Adjointe aux relations publiques au Comité international de la Croix-Rouge (CICR) et également chargée de la protection des professionnels des médias, ainsi que de la hotline pour journalistes en mission périlleuse, Dorothea Krimitsas était récemment en Tunisie pour animer un atelier sur le droit international humanitaire et la protection des journalistes dans les zones de conflit. Un débat s'est ouvert en présence de plusieurs médias tunisiens et nous avons profité de cette occasion pour lui poser quelques questions sur les thématiques liées à l'action humanitaire.
Le Temps : Pourriez-vous nous présenter le CICR ? Sa tâche première et ses principes ?

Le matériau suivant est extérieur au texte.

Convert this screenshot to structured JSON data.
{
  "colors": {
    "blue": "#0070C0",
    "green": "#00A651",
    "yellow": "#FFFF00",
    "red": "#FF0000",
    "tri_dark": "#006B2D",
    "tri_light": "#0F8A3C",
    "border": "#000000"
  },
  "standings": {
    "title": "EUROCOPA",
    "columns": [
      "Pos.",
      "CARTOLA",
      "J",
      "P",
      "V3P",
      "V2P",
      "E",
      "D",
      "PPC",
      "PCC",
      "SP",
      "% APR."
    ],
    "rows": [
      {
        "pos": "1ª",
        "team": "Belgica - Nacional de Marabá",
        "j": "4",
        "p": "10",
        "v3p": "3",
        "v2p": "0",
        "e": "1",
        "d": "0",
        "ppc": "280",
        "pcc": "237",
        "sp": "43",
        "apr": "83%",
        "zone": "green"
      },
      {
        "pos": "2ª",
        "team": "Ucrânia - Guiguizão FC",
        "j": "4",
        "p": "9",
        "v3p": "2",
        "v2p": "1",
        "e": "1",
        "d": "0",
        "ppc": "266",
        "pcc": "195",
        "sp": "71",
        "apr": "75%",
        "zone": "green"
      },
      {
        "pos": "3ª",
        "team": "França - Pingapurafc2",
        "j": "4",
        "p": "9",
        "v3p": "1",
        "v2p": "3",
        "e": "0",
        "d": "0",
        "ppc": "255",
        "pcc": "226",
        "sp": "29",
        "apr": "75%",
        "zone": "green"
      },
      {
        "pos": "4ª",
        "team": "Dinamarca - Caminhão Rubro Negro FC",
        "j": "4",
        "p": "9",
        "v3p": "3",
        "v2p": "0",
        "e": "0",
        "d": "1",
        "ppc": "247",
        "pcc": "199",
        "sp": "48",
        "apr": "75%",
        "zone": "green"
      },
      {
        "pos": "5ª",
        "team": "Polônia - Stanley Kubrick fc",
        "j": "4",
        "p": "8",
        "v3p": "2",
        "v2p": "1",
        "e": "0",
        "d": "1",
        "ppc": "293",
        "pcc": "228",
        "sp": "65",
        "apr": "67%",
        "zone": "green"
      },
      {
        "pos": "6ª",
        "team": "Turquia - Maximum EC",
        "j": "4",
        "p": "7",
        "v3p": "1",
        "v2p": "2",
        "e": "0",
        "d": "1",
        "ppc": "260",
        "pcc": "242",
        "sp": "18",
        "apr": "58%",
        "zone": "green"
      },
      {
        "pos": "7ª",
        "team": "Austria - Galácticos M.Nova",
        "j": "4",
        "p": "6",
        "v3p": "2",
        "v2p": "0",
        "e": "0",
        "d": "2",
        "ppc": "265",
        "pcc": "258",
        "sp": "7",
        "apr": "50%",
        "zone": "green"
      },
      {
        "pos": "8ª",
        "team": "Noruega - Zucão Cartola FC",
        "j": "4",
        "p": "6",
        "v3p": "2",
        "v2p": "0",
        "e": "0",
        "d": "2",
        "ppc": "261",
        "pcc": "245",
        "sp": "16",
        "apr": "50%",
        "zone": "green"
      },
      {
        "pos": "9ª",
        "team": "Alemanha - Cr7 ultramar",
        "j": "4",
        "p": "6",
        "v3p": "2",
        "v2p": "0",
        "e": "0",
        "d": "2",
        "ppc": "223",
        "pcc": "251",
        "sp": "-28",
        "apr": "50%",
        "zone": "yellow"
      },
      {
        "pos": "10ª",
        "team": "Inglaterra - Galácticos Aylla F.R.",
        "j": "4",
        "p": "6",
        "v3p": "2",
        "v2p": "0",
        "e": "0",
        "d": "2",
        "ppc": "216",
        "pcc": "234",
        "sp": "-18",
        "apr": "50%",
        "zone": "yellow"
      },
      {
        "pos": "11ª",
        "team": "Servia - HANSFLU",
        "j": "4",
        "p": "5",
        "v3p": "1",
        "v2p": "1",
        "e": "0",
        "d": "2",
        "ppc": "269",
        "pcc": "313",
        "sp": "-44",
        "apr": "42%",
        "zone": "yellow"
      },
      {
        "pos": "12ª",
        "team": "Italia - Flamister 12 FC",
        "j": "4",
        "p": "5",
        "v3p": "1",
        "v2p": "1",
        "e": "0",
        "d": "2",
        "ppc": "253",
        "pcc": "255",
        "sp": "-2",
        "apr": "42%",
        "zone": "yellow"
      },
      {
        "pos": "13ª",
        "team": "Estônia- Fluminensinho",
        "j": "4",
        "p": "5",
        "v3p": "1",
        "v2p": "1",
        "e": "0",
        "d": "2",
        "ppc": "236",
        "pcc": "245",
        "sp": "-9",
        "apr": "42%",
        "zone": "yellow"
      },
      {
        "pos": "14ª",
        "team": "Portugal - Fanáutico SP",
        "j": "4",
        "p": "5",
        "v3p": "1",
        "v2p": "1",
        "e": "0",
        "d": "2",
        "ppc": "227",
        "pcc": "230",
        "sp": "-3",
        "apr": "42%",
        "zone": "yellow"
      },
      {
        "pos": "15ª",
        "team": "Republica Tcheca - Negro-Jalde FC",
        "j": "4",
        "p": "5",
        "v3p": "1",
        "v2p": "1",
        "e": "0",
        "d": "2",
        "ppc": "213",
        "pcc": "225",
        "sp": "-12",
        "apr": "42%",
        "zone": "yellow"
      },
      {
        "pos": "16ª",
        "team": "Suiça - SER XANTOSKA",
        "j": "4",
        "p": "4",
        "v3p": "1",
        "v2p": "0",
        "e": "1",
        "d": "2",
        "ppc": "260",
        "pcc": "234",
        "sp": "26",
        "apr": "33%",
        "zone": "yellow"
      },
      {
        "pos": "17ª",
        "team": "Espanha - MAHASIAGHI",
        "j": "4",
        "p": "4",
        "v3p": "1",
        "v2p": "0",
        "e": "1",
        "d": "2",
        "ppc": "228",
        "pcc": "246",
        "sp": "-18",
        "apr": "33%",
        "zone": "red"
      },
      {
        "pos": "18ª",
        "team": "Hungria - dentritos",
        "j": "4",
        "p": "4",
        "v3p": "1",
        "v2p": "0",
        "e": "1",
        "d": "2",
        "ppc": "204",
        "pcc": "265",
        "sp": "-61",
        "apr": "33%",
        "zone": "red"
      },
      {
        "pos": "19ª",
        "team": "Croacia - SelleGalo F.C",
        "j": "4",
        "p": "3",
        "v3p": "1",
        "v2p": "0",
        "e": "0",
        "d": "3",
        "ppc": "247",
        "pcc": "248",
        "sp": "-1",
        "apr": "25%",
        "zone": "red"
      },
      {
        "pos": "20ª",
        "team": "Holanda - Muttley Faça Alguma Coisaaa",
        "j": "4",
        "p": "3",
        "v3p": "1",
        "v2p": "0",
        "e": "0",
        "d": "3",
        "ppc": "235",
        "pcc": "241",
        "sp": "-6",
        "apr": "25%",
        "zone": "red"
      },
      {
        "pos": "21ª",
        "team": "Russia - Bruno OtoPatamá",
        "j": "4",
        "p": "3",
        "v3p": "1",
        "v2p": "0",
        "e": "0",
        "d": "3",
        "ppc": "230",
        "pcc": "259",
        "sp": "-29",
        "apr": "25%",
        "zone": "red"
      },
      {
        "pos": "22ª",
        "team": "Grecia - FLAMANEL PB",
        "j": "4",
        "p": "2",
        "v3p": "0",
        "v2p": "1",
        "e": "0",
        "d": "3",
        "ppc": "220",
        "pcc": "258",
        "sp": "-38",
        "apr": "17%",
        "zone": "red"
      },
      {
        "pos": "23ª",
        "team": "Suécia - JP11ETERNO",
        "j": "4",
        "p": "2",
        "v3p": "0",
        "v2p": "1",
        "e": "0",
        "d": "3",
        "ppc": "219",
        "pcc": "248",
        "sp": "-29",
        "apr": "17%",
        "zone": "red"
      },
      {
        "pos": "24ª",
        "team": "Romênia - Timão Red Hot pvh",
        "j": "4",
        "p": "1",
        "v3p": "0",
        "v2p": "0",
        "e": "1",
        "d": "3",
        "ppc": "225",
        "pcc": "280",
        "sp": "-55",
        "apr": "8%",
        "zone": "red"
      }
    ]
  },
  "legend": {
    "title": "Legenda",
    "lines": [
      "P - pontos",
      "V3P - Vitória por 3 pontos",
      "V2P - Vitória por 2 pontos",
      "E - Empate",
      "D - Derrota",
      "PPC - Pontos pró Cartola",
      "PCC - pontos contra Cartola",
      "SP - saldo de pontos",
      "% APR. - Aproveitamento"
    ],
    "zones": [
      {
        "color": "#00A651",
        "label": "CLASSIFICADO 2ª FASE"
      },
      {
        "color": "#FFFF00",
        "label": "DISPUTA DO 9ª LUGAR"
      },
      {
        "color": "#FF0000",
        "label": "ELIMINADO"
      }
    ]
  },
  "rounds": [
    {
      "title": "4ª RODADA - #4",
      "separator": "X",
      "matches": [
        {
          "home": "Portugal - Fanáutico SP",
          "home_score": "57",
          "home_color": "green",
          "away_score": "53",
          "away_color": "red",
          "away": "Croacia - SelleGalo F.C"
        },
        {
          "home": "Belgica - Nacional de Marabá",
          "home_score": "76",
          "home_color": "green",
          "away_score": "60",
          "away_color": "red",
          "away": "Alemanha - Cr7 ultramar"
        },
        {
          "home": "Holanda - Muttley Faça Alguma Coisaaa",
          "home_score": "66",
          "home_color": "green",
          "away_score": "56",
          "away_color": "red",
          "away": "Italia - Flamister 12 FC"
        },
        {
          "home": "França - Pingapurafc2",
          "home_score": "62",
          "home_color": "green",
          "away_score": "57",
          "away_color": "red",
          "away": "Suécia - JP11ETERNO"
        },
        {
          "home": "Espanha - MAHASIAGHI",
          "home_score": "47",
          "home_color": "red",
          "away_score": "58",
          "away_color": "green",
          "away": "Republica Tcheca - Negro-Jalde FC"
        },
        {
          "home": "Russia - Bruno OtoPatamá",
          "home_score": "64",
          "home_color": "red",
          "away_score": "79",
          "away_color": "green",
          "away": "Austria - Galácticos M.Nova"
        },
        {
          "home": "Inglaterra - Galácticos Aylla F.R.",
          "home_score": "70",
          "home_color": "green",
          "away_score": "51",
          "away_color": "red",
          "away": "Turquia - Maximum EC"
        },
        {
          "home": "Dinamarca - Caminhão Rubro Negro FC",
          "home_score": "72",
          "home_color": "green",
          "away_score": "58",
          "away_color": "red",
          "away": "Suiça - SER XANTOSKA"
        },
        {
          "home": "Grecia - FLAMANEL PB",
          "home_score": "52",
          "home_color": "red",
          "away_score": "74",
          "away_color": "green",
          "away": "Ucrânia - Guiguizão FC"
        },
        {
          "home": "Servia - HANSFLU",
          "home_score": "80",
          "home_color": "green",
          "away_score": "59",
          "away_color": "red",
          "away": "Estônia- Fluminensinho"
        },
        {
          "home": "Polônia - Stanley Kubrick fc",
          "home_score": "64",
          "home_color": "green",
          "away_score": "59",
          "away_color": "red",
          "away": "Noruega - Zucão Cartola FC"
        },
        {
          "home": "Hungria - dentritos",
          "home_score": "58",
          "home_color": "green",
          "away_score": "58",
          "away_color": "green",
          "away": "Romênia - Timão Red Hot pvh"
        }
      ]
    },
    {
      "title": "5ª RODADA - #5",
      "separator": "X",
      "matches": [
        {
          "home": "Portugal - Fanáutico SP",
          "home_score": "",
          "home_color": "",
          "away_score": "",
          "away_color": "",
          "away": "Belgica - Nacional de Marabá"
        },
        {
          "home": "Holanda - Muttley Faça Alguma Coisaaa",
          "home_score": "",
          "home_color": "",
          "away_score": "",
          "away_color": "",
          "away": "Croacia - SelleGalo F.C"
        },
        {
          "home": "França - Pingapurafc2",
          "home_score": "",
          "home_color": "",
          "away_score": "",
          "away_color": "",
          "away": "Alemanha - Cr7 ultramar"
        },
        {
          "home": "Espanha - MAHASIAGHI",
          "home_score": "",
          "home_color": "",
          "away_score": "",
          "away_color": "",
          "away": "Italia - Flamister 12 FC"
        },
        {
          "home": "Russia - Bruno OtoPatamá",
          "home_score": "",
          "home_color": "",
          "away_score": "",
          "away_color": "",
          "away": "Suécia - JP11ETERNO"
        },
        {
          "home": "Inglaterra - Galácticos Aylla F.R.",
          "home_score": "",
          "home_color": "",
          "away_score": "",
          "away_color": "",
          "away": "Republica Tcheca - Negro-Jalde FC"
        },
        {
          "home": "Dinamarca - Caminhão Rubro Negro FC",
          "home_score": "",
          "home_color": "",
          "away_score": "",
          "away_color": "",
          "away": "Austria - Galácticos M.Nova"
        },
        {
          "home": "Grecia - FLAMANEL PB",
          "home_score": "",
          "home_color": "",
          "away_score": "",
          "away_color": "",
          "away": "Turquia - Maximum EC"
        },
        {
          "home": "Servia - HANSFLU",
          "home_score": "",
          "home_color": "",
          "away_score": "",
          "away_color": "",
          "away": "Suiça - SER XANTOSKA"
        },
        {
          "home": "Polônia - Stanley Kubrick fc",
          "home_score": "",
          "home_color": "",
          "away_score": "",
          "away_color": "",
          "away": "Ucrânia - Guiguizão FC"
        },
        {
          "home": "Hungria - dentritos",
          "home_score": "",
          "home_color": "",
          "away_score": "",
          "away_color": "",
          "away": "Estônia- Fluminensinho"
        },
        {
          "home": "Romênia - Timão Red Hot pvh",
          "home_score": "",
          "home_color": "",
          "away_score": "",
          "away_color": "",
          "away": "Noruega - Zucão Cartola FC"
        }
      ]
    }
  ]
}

Dorothea Krimitsas : Je voudrais d'abord rappeler que le CICR est une organisation humanitaire mandatée par la communauté internationale - les 194 pays signataires des Conventions de Genève, donc presque tous les pays du monde - pour protéger et assister les victimes des conflits armés.
Nous sommes présents actuellement dans plus de 60 contextes affectés par des conflits armés – par exemple en Irak, en Israël et dans le Territoire Palestinien occupé, au Soudan, en Somalie, en Afghanistan, aux Philippines, en Colombie, etc. - ainsi que dans d'autres situations dans lesquelles la violence armée a des conséquences humanitaires importantes, notamment dans certains pays en proie aux troubles civils, , comme par exemple en ce moment en Syrie, ou dans des contextes de violence urbaine, comme par exemple en Amérique Latine.
En quoi consiste l'intervention de la Croix Rouge Internationale dans les zones de conflits ? Surtout pour les prisonniers de guerre.
En tant que gardiens du droit international humanitaire, qui est aussi appelé "droit de la guerre", nous veillons à ce que les parties à un conflit, que ce soient les forces armées ou bien des groupes armés non étatiques, respectent leurs obligations, en d'autres termes, qu'elles respectent et protègent les populations civiles. Le droit international humanitaire s'applique en période de conflit armé, interne ou international, et fait la distinction entre civil et combattant. Alors qu'un combattant peut être pris légitimement pour cible, un civil doit être protégé et respecté. Il y a aussi des dispositions qui concernent le traitement des prisonniers de guerre et des détenus, et l'utilisation des moyens de combat. Le CICR fait des interventions auprès des parties au conflit pour tenter de faire respecter ce droit. Sur place, les délégués du CICR portent assistance aux populations civiles, selon leurs besoins. Il s'agit d'assistance médicale, ou de nourriture, ou d'autres biens de première nécessité. Ces activités sont menées avec les Croissants-Rouges ou Croix-Rouge locales lorsque c'est possible. Enfin les visites aux détenus et prisonniers de guerre pour vérifier leurs conditions de détention et leur traitement sont une autre activité importante du CICR.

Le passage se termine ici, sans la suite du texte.